Following an intentional walk to Cristian Guzman, Harris felt like he exacted some revenge by directing Moylan's 1-0 sinker into right field for the game winner. The veteran utility player from Cairo, Ga., has hit .361 against the Braves since they non-tendered him following the 2007 season.
"It irks you in the pit of your stomach," Harris said of being non-tendered. "But what it does is, it gives you a boost, if you know how to handle it. You take it and you use it. It's just adversity tossed your way."
Had Olsen matched the no-hitter that Ubaldo Jimenez completed at Turner Field on April 17, the Braves would have encountered a frustration level greater than the one that existed during their recent nine-game losing streak.
This certainly didn't look like the same Olsen, who had gone 3-5 with a 6.25 ERA in his previous 12 career starts against the Braves. The 26-year-old had completed 20 consecutive scoreless innings before Ross denied his no-hit bid with a line-drive single to left field.
After a throwing error charged to Zimmerman and a Nate McLouth single loaded the bases, Olsen gave way to right-handed reliever Tyler Clippard, who promptly allowed Heyward to come off the bench to deliver a game-tying, two-run single to left field.
Limited to pinch-hit duties because of a sore right groin that he incurred on Thursday night, Heyward did not go to second base when Roger Bernadina made an errant throw from the outfield. With runners at the corners and one out, Clippard kept the game tied by getting Omar Infante to lace an inning-ending grounder to shortstop Ian Desmond.
"It's just stuff like that that's hard to swallow," said Ross while also referring to his ninth-inning double-play groundout. "They've got a lot better team than they've had in the past. We've got a really good team too, and we're not playing up to our capability right now."

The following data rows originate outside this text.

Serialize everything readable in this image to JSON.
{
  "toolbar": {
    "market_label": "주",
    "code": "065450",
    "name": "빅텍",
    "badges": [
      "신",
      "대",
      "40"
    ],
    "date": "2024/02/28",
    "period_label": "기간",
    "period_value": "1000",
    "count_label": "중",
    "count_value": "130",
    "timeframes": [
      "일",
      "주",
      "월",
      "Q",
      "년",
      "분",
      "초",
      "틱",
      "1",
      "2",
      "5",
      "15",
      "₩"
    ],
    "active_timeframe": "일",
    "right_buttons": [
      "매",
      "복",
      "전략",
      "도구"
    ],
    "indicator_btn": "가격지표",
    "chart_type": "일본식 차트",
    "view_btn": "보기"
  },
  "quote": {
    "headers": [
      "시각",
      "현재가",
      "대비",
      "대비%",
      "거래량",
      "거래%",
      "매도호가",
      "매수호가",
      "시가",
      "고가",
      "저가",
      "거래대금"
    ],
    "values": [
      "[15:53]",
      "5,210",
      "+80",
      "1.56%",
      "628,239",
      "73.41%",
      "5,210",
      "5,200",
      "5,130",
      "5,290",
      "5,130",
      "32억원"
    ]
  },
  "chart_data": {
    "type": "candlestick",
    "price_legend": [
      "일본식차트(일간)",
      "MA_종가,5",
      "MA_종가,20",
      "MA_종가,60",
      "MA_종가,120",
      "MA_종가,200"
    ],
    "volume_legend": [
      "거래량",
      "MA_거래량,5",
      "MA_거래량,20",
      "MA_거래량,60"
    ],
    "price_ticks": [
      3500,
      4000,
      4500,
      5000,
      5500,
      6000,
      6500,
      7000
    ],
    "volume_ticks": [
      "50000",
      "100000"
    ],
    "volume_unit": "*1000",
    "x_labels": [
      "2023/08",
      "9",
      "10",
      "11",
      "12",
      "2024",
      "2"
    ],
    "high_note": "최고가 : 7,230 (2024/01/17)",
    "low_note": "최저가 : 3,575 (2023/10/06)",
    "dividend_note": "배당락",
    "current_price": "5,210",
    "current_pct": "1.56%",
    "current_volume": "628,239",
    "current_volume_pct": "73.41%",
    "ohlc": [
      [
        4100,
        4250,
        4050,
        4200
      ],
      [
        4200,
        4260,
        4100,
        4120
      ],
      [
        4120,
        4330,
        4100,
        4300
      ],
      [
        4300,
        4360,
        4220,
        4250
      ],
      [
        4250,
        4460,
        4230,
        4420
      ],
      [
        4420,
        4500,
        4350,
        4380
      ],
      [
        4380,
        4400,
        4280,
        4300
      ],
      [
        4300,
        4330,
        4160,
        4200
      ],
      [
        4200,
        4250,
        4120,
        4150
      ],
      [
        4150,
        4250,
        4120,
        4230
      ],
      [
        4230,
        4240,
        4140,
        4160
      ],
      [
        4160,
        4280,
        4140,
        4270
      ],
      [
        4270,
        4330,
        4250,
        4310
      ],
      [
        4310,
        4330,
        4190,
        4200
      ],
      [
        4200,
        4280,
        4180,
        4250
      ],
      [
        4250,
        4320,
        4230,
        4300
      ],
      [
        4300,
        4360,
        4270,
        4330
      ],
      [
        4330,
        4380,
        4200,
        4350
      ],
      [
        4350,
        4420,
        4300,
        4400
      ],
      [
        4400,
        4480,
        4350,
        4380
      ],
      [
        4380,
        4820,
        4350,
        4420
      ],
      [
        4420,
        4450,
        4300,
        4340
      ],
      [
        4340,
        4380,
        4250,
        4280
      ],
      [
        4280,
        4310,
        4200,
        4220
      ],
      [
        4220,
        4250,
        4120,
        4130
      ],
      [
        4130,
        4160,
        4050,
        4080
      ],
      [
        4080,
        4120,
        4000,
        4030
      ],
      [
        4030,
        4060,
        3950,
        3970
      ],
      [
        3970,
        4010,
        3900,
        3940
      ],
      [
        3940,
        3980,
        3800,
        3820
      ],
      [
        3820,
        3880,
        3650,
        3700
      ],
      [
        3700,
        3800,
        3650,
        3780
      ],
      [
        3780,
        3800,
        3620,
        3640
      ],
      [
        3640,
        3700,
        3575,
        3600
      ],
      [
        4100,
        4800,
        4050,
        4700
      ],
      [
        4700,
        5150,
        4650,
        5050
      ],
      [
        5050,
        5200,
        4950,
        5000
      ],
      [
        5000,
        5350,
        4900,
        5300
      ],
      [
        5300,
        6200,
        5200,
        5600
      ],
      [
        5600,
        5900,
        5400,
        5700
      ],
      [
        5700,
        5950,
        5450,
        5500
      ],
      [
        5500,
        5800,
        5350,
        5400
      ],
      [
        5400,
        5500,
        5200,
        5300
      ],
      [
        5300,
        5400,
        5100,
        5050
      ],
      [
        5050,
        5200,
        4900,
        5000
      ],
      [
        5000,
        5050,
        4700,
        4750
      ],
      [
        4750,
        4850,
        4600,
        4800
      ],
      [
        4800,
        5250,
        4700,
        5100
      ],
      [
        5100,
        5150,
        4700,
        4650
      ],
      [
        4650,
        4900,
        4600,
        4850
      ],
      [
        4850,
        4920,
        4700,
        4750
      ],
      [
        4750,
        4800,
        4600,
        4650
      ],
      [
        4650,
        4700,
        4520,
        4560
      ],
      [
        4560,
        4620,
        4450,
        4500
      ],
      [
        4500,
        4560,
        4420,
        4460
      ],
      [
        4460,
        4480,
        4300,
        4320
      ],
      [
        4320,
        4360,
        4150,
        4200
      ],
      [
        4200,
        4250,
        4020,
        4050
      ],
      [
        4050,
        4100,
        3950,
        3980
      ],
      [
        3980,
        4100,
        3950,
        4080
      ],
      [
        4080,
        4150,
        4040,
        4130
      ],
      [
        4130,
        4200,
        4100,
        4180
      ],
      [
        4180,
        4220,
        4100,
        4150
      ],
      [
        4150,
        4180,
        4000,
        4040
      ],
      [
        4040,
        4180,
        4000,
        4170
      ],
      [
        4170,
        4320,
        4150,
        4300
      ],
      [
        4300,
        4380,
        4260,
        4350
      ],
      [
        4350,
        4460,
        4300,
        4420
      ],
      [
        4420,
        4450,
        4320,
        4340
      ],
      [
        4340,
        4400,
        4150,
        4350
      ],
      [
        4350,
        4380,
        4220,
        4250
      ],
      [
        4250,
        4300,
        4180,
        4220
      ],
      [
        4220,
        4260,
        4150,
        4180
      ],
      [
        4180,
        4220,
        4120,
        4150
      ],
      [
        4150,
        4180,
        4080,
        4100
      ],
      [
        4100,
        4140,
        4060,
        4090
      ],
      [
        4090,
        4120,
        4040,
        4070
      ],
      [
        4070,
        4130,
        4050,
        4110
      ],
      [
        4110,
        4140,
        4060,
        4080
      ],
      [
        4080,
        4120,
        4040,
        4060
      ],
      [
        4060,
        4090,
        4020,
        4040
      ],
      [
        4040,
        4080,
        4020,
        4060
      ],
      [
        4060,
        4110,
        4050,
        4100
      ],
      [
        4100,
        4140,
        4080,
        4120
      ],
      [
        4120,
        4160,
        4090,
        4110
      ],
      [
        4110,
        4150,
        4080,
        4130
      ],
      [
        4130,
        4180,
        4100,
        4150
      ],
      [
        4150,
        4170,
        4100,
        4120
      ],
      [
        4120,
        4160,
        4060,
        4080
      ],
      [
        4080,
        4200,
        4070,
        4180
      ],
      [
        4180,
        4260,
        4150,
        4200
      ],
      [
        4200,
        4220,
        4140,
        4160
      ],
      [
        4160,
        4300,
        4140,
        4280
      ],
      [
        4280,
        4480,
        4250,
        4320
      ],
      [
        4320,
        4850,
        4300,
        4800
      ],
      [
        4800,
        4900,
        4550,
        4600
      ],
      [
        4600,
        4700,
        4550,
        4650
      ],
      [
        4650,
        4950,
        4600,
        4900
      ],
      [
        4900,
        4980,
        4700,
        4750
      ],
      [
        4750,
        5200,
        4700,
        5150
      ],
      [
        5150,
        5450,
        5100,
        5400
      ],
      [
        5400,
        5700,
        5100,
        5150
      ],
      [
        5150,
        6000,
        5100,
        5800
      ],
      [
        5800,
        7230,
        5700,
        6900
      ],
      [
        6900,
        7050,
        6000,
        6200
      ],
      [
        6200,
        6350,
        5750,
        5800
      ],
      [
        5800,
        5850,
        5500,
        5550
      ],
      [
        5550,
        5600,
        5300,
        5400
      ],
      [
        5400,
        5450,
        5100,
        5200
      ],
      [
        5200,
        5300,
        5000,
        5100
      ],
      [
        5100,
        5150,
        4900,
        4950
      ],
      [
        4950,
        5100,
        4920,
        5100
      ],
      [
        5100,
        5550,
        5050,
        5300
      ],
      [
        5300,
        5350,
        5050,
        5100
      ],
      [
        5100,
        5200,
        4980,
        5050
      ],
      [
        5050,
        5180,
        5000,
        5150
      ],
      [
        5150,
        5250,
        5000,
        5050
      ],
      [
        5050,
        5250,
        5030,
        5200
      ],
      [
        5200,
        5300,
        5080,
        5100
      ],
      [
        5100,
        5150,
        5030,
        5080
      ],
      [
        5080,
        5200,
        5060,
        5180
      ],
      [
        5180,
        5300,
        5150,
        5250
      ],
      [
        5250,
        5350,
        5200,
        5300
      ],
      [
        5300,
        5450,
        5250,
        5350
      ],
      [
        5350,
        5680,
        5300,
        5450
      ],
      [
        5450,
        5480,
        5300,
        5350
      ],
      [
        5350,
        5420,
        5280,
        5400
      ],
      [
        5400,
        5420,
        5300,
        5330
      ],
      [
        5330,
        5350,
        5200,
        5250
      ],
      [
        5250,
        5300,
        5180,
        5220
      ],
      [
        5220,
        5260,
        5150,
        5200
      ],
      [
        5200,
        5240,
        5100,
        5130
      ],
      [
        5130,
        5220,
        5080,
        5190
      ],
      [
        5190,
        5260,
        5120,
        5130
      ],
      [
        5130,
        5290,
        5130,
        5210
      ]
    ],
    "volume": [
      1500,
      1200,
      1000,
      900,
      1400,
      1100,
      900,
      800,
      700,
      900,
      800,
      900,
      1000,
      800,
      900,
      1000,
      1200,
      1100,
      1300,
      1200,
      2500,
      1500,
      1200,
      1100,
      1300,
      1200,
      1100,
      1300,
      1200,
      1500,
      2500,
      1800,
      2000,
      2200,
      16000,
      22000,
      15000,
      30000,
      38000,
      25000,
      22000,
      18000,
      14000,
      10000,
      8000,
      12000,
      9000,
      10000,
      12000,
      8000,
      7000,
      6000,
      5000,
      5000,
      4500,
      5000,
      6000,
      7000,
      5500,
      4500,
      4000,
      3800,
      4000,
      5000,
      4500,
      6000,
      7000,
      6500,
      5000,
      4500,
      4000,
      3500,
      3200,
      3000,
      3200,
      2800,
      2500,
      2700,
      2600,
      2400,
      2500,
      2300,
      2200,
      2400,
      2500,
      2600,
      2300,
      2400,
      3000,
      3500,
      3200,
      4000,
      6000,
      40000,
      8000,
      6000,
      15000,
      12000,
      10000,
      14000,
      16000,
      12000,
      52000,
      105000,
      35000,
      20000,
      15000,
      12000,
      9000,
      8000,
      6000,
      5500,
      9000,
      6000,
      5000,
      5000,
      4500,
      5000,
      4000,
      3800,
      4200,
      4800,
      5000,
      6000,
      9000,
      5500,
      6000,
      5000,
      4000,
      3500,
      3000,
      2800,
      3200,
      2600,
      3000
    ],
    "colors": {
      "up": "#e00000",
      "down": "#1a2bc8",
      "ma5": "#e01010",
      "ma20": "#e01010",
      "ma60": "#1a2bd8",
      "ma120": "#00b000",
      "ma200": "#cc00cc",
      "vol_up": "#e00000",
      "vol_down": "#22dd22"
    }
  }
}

Adding to their recent woes, the Braves may not have Heyward in their lineup for at least a few more games. The 20-year-old's team-high 26 RBIs are a product of the fact that he is now hitting .550 (11-for-20) with runners in scoring position.
"I wish we could play him, but it's pretty obvious that we can't right now," Braves manager Bobby Cox said.
Olsen, who was charged with two runs (one earned) and two hits in 7 1/3 innings, gained a small advantage courtesy of the solo homers that Tim Hudson surrendered to Pudge Rodriguez and Adam Dunn. That was the only damage incurred by the Braves right-hander, who has now allowed two earned runs or fewer in 13 of his 14 career starts against the Nationals/Expos.
"You've got to tip your cap to [Olsen]," Hudson said. "He's got pretty good stuff, but let's be honest, I don't think he's got no-hit stuff. He was mixing things up pretty good and had us off-balance, and we couldn't do much against him for a while."
Like Jones, Matt Diaz carried a .440 career batting average into this game against Olsen. But in each of his three at-bats against the Nationals' left-hander, the Braves' left fielder looked at a called third strike, and then issued a few choice words in the direction of home-plate umpire Bill Miller.
"He got called out on some bad pitches," Cox said.
When asked for his opinion, Jones said, "No comment. I'll get fined if I comment. It's happened before and it will happen again."
Fortunately for Jones and the rest of his Braves teammates, he wasn't saying this in reference to yet another hitless evening.